In his very reactivity he displays his own propensity for suffering. He explains that “every sufferer instinctively seeks a cause for his suffering; more exactly, an agent . . . some living thing upon which he can, on some pretext or other, vent his affects, actually or in effigy; for the venting of his affects represents the greatest attempt on the part of the suffering to win relief, anaesthesia” (127). The living agent Nietzsche chooses is clearly the Jew, and the affect he displays in condemning this agent is apparent everywhere. In one particularly emotional moment, Nietzsche says he can barely bear to witness the tradition he is in the midst of, “but today one no longer has ears for this!” (93). This dwelling on the problems with western culture leads him to a pessimistic suffering in the conditions of his society. He speaks frequently about the disgust for man that the Judeo-Christian tradition engenders, but his own disgust is even more visible. The weak person, he has said, succumbs to his suffering rather than breaking out into creative activity and it is just this weak propensity that Nietzsche displays in his work.

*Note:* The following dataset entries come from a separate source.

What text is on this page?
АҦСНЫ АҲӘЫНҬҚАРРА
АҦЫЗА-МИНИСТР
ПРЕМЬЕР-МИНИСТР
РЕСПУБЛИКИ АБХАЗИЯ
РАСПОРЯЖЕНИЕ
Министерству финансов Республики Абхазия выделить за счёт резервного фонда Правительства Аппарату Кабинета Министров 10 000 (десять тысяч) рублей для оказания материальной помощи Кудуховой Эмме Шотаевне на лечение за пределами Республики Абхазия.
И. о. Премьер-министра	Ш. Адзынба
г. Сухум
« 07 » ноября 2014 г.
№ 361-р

Nietzsche does say that we should separate an artist from what he is saying: “one does best to separate an artist from his work, not taking him as seriously as his work” (100). We might extend this to say that even if an artist or philosopher does contradict himself in the expression of his ideas, that does not mean that the ideas themselves should be devalued. The first problem with this approach to the contradictions apparent in Nietzsche is that Nietzsche himself asks us to be wary of people who dwell on reactionary activity. He explains that “every noble morality develops from a triumphant affirmation of itself, [while] slave morality from the outset says No to what is ‘outside,’ what is ‘different,’ what is ‘not itself'” (36). At least in this work, Nietzsche could not label his morality a triumphant one, as it in no way affirms itself, but instead spends its energy destroying, or saying no to what is not Nietzsche’s morality. Certainly we might say another of Nietzsche’s work focuses more on the positive aspects of his philosophy, but the Genealogy of Morals stands as a testament to his tendency to the behavior which he says marks someone’s values as part of a “slave morality.”

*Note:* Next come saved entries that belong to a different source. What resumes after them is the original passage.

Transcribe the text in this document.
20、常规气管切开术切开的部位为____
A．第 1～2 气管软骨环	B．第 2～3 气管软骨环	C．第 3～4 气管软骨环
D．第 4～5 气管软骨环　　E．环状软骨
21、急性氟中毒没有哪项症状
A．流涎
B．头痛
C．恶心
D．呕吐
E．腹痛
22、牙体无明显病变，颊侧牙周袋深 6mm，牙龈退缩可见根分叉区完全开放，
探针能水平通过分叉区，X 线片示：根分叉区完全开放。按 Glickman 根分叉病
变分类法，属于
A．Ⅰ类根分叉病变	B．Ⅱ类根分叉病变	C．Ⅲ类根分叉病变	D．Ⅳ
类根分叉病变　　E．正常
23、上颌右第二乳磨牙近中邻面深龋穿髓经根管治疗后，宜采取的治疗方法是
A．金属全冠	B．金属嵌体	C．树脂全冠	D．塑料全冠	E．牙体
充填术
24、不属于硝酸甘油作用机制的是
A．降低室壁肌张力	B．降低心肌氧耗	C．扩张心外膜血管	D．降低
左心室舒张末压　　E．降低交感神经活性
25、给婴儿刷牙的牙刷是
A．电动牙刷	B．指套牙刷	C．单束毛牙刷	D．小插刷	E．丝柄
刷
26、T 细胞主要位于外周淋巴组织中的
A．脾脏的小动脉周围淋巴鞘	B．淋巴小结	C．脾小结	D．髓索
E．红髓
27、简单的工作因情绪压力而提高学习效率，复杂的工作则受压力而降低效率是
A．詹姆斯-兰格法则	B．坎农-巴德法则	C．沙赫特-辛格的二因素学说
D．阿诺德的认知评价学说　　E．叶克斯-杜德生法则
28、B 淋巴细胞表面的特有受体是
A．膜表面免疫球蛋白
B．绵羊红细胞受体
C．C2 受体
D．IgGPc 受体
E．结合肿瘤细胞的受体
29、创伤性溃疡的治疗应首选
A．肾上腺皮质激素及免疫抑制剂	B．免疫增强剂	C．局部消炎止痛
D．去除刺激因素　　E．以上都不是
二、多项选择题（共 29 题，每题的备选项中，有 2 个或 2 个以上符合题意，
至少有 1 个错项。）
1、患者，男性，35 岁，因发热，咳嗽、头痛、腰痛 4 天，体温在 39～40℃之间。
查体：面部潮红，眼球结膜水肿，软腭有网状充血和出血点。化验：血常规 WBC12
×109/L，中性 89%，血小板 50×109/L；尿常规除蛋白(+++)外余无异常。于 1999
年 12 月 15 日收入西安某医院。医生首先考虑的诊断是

More importantly, in the suffering and reactionary impulse that surfaces through his expression, we are provided with a case study for the way suffering and reactivity are not merely a cause of the creditor-debtor relationship. Nietzsche’s suffering arises through an eternal discontent with the world. Nietzsche does not address the possibility that it is just this discontent that Christianity hopes to salve rather than venerate. He doesn’t consider the notion that everyone suffers with a discontent of the world, and that everyone wishes the world could be a more perfect place just like him that there will never be any totally joyful bermensch. As a result, he does not consider that his own universal discontent, rather than some masochistic desire to see others suffer, might be the true reason behind Christianity’s unwillingness to ignore suffering as he would wish. His own work, and the pessimistic suffering apparent there, lends credence to the very opposite of his argument: that suffering is universal rather than a calculation of the meek.